Submitted to: Journal of Molecular Structure (Theochem)
Publication Type: Peer Reviewed Journal
Publication Acceptance Date: 5/11/2005
Publication Date: 8/2/2005
Citation: Beisel, C.L., Dowd, M.K., Reilly, P.J. 2005. Conformational analysis of gossypol and its derivatives by molecular mechanics. Journal of Molecular Structure (Theochem). 730(1-3):51-58.
Interpretive Summary: Gossypol is a natural product of the cotton plant that has a wide spectrum of bioactivity including anti-cancer and anti-fertility effects. The compound exists in two forms that have different biological activity, and research suggests that these forms can be converted into each other under some conditions. Computational chemistry methods were used to study the interconversion of gossypol and several derivatives. The results suggest that the conversion occurs more readily for gossypolone (an oxidation product of gossypol) than for gossypol. The results will be useful to researchers studying the anti-cancer properties of this natural product.

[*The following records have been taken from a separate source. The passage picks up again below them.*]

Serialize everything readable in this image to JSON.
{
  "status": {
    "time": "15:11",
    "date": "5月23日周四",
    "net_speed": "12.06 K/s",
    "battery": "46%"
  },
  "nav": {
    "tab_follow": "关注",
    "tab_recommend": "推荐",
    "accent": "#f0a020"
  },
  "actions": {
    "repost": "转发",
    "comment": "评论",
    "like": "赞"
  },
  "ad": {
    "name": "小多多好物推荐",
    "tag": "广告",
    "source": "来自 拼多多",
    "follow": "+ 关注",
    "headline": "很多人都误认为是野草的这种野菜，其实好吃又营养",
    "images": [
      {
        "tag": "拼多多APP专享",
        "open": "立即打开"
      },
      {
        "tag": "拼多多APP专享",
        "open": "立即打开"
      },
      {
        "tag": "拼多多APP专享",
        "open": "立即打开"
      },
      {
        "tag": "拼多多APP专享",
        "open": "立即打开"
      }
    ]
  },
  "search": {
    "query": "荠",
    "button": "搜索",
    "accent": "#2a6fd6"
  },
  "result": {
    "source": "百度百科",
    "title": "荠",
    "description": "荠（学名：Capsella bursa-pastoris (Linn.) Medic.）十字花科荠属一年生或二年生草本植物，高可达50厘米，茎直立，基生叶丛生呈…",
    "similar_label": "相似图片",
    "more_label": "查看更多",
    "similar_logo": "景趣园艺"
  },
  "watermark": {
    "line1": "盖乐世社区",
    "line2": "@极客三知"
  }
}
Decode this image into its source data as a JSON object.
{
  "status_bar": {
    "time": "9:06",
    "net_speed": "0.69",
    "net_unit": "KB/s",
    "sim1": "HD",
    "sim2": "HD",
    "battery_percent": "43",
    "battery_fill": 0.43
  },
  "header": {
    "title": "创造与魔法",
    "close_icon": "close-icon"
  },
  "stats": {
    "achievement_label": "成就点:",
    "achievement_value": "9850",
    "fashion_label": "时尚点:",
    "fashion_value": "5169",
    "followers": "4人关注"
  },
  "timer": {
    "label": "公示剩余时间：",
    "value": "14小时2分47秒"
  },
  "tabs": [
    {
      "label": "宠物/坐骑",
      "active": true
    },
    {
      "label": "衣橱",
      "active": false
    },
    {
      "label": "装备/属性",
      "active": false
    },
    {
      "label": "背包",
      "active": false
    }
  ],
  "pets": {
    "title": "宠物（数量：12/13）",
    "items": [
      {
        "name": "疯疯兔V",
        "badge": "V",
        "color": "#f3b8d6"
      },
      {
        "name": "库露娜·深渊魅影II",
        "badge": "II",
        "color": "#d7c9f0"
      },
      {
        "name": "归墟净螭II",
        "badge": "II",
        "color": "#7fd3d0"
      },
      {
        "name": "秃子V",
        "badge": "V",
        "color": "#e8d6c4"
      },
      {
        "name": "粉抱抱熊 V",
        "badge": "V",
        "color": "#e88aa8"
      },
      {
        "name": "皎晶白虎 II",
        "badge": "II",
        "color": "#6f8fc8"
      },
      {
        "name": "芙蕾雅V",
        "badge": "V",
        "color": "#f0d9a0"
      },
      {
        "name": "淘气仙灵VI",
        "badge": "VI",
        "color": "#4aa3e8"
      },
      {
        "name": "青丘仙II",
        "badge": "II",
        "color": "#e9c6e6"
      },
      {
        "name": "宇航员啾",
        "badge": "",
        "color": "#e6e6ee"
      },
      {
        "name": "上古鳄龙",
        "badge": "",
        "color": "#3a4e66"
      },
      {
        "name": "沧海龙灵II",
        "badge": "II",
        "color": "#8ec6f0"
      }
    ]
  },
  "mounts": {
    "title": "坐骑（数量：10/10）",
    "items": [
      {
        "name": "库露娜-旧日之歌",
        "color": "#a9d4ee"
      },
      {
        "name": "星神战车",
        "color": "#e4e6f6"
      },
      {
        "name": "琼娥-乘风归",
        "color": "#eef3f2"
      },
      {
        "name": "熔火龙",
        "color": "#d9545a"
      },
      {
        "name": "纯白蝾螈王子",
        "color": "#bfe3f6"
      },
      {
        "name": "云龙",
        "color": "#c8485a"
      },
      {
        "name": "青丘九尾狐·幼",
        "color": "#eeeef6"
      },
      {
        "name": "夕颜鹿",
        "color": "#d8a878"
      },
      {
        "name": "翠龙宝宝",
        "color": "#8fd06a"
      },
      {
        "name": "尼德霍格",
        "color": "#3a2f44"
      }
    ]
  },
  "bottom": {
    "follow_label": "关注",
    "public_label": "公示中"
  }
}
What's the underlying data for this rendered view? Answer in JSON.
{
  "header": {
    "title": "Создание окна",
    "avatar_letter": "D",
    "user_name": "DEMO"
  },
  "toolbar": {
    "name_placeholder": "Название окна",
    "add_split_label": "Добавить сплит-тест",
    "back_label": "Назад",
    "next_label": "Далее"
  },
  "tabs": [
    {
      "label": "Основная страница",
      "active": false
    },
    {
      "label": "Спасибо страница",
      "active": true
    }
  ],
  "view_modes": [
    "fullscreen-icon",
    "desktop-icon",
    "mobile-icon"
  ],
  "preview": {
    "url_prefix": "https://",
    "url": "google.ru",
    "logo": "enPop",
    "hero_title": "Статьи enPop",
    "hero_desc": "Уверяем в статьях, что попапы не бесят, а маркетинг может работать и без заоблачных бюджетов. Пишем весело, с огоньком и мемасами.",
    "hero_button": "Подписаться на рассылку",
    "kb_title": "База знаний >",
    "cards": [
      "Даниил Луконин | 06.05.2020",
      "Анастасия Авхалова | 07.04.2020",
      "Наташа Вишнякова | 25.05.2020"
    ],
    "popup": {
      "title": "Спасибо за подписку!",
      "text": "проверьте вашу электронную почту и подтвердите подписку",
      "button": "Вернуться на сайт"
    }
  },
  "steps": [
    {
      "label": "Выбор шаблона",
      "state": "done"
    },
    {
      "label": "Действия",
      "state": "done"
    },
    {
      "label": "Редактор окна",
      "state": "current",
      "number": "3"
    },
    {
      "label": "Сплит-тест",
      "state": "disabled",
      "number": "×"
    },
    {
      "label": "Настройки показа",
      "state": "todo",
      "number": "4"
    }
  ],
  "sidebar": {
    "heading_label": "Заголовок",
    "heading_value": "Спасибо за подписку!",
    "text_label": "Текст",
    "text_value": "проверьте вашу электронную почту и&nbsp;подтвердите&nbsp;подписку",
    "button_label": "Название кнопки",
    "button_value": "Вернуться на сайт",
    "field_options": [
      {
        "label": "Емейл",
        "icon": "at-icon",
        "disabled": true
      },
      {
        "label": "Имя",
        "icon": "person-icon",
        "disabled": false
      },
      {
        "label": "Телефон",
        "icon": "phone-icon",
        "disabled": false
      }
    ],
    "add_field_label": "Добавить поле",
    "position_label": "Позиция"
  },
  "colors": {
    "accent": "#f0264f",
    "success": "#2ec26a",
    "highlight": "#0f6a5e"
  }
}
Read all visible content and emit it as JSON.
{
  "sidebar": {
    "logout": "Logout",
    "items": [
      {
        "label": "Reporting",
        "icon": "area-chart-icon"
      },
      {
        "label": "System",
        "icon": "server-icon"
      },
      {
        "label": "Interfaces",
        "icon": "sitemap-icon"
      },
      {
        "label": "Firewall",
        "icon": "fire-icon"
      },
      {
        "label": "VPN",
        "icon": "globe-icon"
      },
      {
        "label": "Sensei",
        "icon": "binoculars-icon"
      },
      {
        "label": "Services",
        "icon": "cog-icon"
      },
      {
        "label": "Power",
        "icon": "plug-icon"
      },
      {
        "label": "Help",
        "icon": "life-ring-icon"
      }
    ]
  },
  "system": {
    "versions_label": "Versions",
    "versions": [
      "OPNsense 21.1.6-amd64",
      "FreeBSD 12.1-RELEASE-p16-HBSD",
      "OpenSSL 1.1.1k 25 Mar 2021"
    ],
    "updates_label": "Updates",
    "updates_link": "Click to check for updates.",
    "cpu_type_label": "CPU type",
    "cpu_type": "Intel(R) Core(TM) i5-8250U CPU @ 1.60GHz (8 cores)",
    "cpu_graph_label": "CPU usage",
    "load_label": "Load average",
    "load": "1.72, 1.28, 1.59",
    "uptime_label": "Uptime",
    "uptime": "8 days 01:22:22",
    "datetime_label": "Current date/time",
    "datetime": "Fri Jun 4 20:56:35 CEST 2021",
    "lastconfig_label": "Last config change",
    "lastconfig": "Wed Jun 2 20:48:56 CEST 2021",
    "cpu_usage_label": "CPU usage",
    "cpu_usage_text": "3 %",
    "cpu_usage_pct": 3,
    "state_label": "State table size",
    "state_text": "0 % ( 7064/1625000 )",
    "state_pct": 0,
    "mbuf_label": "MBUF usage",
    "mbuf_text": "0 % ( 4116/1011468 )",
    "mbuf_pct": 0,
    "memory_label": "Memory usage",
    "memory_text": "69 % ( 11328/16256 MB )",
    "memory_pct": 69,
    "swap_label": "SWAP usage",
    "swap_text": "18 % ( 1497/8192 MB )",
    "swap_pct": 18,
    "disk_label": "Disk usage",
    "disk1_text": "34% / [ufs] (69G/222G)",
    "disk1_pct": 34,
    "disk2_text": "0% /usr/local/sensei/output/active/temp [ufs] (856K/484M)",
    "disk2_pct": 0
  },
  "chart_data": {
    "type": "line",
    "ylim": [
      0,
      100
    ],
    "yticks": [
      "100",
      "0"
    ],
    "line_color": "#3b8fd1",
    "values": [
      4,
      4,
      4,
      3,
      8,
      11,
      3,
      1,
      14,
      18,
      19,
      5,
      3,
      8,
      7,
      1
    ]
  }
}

Technical Abstract: Conformations and inversion pathways leading to racemization of all the tautomers of gossypol, gossypolone, anhydrogossypol, and a diethylamine Schiff’s base of gossypol were investigated with MM3(2000). All forms have hindered rotation because of clashes between the methyl carbon atom and oxygen-containing moieties ortho to the bond linking the two naphthalene rings. Inversion energies generally agree with available experimental data. Gossypol preferentially inverts in its dihemiacetal tautomeric form through the cis pathway (where similar groups clash). Gossypolone inverts more easily than gossypol, and preferentially through the trans pathway (where dissimilar groups clash) when one of its outer rings has an enol-keto group and the other has an aldehyde group. Anhydrogossypol racemizes through the cis pathway. The bridge bond and the ortho exo-cyclic bonds in all structures bend from planarity, and the inner naphthalene rings pucker to accommodate the inversion. For gossypol, the transition is achieved through greater bending of the exo-cyclic bonds (up to 12°) and less distortion of the inner benzyl rings (q <= 0.33 Å). For gossypolone the transition occurs with greater distortion of the inner benzyl rings (q <= 0.59 Å) and less out-of-plane bending (up to 8.2°). By isolating individual clashes, their contribution to the overall barrier can be analyzed, as shown for the dialdehyde tautomer of gossypol.